Gael seria um excelente proprietário, quem sabe até não retomasse os tempos de glória do mercado. Era isso que Sá Marina dizia. A vida sempre apresenta oportunidades, mas não esclarece para nós qual a melhor escolha que devemos fazer. Não nos basta esperar e ver o que acontece. Devemos ir atrás, tentar descobrir o melhor, sermos melhores. Nem sempre acertamos. E a vida nos ensina que erramos; muitas vezes, de forma dura. Parecia feitiço!

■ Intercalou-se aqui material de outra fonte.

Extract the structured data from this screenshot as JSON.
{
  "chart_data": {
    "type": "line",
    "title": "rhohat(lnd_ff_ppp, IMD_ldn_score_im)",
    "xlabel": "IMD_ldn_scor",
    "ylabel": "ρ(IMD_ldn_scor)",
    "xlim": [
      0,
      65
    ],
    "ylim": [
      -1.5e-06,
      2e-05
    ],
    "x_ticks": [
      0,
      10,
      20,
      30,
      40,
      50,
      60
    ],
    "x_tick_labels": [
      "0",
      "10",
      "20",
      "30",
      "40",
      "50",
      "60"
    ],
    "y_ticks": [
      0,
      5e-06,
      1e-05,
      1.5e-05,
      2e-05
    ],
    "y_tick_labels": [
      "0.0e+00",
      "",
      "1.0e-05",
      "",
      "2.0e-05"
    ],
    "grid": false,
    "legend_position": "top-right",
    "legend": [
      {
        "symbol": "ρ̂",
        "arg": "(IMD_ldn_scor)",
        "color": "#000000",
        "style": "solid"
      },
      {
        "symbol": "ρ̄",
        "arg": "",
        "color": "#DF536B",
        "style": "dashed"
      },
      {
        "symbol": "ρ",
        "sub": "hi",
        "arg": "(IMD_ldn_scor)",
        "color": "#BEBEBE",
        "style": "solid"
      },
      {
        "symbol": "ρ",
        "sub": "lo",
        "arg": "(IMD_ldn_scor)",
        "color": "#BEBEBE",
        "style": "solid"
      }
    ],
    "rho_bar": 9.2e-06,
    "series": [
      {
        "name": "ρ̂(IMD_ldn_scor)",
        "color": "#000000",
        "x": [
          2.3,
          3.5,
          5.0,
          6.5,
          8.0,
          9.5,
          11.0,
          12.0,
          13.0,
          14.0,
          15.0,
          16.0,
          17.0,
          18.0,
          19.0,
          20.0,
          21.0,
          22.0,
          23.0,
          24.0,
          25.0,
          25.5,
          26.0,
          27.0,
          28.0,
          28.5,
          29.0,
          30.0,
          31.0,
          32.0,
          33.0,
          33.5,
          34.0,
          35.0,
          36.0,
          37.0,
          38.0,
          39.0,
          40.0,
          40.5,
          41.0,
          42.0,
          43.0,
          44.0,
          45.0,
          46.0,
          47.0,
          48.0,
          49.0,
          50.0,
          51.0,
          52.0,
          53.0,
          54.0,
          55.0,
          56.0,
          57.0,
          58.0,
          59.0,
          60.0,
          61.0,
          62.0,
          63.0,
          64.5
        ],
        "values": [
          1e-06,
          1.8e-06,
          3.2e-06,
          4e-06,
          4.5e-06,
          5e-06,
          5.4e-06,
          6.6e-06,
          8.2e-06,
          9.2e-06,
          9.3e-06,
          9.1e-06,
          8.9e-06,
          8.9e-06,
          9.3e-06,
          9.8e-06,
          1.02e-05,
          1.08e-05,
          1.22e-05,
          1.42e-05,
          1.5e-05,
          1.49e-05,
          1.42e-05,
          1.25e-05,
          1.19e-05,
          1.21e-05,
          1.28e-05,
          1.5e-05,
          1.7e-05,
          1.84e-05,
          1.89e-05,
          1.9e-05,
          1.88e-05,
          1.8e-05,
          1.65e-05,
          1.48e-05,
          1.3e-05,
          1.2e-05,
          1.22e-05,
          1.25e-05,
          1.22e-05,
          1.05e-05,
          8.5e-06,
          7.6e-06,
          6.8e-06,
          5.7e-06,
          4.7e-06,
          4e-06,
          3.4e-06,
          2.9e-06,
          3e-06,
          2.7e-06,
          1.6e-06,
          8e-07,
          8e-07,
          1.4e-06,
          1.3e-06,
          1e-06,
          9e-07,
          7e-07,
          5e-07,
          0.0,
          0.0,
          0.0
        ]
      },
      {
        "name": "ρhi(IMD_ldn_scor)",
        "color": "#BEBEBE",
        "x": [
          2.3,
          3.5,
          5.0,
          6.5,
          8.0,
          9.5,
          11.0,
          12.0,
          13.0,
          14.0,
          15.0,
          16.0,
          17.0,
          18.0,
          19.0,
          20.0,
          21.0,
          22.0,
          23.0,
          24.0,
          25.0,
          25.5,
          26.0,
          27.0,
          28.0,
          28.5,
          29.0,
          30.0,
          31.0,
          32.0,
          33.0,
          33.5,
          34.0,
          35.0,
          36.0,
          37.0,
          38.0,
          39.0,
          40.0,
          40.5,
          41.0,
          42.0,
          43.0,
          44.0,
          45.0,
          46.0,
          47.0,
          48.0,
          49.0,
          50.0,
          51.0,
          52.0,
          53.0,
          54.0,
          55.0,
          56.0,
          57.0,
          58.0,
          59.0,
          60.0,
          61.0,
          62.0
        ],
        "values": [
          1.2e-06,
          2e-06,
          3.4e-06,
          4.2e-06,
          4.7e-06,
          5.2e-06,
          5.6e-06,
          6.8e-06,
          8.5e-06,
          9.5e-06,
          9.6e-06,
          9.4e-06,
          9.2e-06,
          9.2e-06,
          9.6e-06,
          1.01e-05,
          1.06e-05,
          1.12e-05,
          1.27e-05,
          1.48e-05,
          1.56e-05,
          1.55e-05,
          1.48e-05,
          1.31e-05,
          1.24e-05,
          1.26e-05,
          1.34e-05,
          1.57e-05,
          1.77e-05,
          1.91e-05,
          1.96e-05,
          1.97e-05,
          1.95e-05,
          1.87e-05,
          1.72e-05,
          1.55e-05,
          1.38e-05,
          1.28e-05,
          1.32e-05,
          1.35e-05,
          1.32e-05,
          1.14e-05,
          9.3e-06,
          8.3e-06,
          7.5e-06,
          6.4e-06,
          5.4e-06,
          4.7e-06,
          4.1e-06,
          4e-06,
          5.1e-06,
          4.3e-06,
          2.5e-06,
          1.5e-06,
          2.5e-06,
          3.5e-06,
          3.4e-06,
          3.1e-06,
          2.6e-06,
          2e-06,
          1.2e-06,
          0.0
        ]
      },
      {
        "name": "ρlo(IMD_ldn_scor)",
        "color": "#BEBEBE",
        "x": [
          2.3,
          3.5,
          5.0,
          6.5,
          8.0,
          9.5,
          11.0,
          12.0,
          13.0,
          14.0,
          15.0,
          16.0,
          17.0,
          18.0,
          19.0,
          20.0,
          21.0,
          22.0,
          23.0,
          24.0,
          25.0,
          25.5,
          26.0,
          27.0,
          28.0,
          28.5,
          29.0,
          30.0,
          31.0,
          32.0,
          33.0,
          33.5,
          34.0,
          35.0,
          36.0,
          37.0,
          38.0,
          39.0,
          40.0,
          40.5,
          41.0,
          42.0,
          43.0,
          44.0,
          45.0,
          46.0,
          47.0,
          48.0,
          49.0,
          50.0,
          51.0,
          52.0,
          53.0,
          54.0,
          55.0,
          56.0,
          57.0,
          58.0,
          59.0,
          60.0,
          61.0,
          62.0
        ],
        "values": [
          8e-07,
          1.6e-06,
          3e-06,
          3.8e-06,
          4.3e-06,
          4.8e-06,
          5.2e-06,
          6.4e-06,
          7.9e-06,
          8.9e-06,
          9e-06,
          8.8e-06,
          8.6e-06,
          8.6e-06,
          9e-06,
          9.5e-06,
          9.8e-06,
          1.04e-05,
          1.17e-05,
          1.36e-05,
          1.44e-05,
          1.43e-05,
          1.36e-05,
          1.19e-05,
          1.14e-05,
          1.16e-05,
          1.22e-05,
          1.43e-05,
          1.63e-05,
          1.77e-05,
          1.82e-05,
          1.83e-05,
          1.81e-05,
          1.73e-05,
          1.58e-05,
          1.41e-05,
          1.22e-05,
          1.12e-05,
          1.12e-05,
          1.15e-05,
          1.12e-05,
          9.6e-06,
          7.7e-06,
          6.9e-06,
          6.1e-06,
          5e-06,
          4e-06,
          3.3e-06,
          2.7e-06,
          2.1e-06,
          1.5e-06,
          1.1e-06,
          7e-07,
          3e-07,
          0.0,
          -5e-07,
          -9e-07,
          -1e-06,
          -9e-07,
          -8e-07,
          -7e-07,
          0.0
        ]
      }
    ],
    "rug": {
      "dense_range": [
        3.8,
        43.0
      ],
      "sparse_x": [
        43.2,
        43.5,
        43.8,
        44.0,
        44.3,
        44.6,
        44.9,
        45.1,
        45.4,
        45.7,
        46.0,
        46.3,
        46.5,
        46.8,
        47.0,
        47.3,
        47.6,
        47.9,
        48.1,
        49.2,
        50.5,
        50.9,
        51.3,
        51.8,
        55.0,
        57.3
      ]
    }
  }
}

Maria, que não queria nada demais naquele bar, apenas afogar-se em angústia e desilusão, viu em Gael uma saída. Ela amava um homem, um militar com quem se envolveu numa viagem no litoral. Mas ele a esnobava (e não sabia do seu ofício). Ela precisava de alguém, que realmente a satisfizesse, mas que não a interessava.

E foi Gael o escolhido. Nas noites lancinantes em que viveram, Gael se via cada vez mais envolvido. Não sei se serve de conselho, mas os relógios já avisavam: Depois das 4 horas, nada acontece. Não se aflija. As vielas da vida estão traçadas e é preciso sabedoria para melhor escolhê-las. Deve ser isso: Tornamo-nos mais burros depois das 4 (vou escrever sobre isto). Maria não quis mais Gael.

Maria já tinha conquistado o que realmente queria: a atenção do milico. Mas também não largou sua profissão. Menos que isso, não largou sua baixeza. Com os mesmos olhos e dentes conquistou Demétrio. Ela chegou tão baixo, num nível sub-humano. Fez com que o velho alterasse a carta de posse do Chapeleiro para ela.

Fez com que Gael não enxergasse o caminho da vida. Fez com que o espanhol bêbado não visse que do outro lado da viela havia uma nova calçada, e o levaria longe. Às 4 horas do dia de Finados, Sebastian Gael Porteña se joga do Viaduto do Chá para nunca mais procurar outra oportunidade. Gael encontrou a viela da eternidade.